Which leads us to blogs itself. Now because blogs doesn't have a file extension you may have some trouble with your html editors. HTML-Kit will let you deal with the file if you right click on it and tell it to import as text. PS-PAD, which I normally prefer, has the same option but always throws an application error. A solution is to rename the server-file blogs.php until you're ready to test it and then rename it to just 'blogs'.
blogs should look something like this...
<?php header("Content-Type: text/html; charset=UTF-8"); $uri = $HTTP_SERVER_VARS["REQUEST_URI"]; $fields = explode("/",$HTTP_SERVER_VARS["REQUEST_URI"]); $article_name = $fields[count($fields)-1]; echo("User requested: $article_name"); ?>
The first line (header) just sends back a standard type/charset header to the browser so whatever we output is treaded as a web page.
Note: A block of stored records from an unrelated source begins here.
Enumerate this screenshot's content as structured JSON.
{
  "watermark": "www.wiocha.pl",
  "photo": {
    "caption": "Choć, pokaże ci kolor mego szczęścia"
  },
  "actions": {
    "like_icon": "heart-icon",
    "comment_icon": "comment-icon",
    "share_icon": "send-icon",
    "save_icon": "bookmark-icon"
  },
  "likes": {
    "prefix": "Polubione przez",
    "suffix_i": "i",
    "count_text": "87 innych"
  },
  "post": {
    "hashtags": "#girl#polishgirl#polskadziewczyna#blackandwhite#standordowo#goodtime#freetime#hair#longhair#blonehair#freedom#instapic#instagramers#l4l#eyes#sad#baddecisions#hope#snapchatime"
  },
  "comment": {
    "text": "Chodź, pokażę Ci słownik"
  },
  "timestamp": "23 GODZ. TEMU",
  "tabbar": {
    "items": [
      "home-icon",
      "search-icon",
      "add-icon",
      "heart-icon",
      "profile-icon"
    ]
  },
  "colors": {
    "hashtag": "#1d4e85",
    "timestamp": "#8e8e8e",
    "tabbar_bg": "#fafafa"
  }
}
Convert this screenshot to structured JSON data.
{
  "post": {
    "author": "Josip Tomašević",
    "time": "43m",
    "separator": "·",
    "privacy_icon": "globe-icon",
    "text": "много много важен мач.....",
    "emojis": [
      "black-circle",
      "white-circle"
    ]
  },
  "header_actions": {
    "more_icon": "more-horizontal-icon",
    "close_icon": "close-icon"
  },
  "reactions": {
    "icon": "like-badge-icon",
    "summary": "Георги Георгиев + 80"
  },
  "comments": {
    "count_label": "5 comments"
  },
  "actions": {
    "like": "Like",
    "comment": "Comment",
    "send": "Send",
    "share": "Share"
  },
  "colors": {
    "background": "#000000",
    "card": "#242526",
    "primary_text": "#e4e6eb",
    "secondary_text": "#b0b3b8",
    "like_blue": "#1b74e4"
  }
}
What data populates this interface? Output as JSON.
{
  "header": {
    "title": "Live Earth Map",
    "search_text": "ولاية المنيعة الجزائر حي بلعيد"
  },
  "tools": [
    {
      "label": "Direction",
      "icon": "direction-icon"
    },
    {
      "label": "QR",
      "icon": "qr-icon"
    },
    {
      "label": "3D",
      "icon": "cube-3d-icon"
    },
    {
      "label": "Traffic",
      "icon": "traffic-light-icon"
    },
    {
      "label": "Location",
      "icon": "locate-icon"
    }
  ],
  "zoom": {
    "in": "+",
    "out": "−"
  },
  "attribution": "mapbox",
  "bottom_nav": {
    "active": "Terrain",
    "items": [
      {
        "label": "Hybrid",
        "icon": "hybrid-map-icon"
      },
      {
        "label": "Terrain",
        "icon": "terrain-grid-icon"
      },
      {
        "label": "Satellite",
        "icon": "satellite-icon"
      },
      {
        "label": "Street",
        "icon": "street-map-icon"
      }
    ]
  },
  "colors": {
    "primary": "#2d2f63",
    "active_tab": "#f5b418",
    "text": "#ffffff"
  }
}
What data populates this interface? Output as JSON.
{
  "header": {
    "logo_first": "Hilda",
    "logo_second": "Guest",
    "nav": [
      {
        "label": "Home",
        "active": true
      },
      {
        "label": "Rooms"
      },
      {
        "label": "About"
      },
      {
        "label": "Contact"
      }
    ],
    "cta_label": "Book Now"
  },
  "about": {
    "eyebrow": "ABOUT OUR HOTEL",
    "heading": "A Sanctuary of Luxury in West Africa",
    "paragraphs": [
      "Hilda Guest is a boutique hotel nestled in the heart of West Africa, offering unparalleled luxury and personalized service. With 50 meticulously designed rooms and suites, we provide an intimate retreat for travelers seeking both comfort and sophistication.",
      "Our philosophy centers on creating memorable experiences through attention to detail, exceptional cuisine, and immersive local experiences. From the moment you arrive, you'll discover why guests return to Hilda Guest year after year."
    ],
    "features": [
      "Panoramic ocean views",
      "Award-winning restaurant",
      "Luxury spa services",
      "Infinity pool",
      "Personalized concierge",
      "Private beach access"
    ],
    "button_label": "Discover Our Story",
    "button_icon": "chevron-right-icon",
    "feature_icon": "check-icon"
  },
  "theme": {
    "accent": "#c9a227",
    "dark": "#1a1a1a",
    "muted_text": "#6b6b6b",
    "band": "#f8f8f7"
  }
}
The second line gets the full URL that was used to call blogs. "http://www.hunlock.com/blogs/DIGG_this_crazy_URL" The third line "explodes" everything between the slashes into an array called "$fields" so $fields would be HTTP,  would be null,  would be hunlock.com and so forth.
Finally we get the article fromt he URL by counting the number of slashes in the URL subtracting one and pulling the value from the exploded URL in $fields.
Now that you have the file name you can do whatever you want with it from
querrying a database for the information to transforming the article name into a
file name and just doing a simple file dump. The possibilities are endless
and completely up to the limits of your imagination.